"Moi, j'ai été pris en photo par Doisneau quand j'étais gamin, j'ai jamais vu la photo, j'aimerais vraiment la voir cette photo !" Il a dit ça comme ça. Naturellement. Spontanément. Sans fierté particulière. Sans éprouver aucunement le besoin d'appuyer sur le côté exceptionnel de la chose. Comme si c'était naturel d'être môme à Paris en ce temps-là et d'être pris en photo par Doisneau, parce que Doisneau passe par là. Vous le petit moineau de Paname, devenu, en un instant, photo de Doisneau. Il a dit "j'aimerais la voir" et pas "j'aimerais l'avoir". C'est tout le talent de l'homme. Tout en discrétion et en délicatesse.
Les bouquinistes sont gens modestes. Ils croisent la gloire mais ne s'en glorifient pas. Ils connaissent un paquet de gens célèbres mais célèbrent l'anonymat. Parfois, au détour d'une conversation, ou au coeur d'un repas, ils vont lâcher comme une confidence, un morceau de bravoure, mais sans bravade. Comme Jacky, l'ouvre-boîte de Pierre, qui raconte comment il a trouvé le thème de "Requiem pour un con" de Gainsbourg. Le grand Serge jouait dans le film Le Pacha de Georges Lautner. Jacky, à la demande de Gainsbourg, s'est mis à la batterie et très vite a sorti le truc. Gainsbourg a trouvé ça chouette. Mais la chanson "Requiem pour un con", signée Gainsbourg, n'a pas crédité Jacky, côté "musique". Dommage pour les droits d'auteur. Mais aujourd'hui comme hier, rien d'amer, dans les yeux bleus très clairs de Jacky.

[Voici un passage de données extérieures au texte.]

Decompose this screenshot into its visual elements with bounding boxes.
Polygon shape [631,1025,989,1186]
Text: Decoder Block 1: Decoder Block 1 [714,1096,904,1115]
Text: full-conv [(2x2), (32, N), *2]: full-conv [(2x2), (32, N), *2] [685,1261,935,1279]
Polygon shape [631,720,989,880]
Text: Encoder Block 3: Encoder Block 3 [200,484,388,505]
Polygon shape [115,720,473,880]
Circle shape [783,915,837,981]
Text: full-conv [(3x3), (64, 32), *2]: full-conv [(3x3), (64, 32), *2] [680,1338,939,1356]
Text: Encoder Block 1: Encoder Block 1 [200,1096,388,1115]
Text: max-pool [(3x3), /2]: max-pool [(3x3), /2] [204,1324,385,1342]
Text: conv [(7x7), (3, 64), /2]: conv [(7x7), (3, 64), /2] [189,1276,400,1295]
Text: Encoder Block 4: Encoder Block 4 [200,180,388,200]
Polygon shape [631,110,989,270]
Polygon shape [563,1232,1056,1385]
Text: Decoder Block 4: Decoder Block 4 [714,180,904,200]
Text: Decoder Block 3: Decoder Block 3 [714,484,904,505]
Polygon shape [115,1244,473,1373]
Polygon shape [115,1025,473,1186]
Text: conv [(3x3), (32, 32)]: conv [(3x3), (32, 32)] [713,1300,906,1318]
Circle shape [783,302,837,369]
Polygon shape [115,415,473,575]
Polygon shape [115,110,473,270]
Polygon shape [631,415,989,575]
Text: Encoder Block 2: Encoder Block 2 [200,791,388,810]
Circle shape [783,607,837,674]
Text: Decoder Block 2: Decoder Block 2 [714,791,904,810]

Une pensée pour mon père, ce soir. Mon père, né le 16 mai 1922. Je voulais acheter, hier, dimanche, un petit espace de trois lignes dans le journal pour dire" Bon anniversaire mon jardinier de père, 89 années cette année, et déjà 10 sous la terre." Mais je n'ai pas osé, j'ai eu peur que personne ne comprenne et j'ai gardé pour moi tout seul ma peine.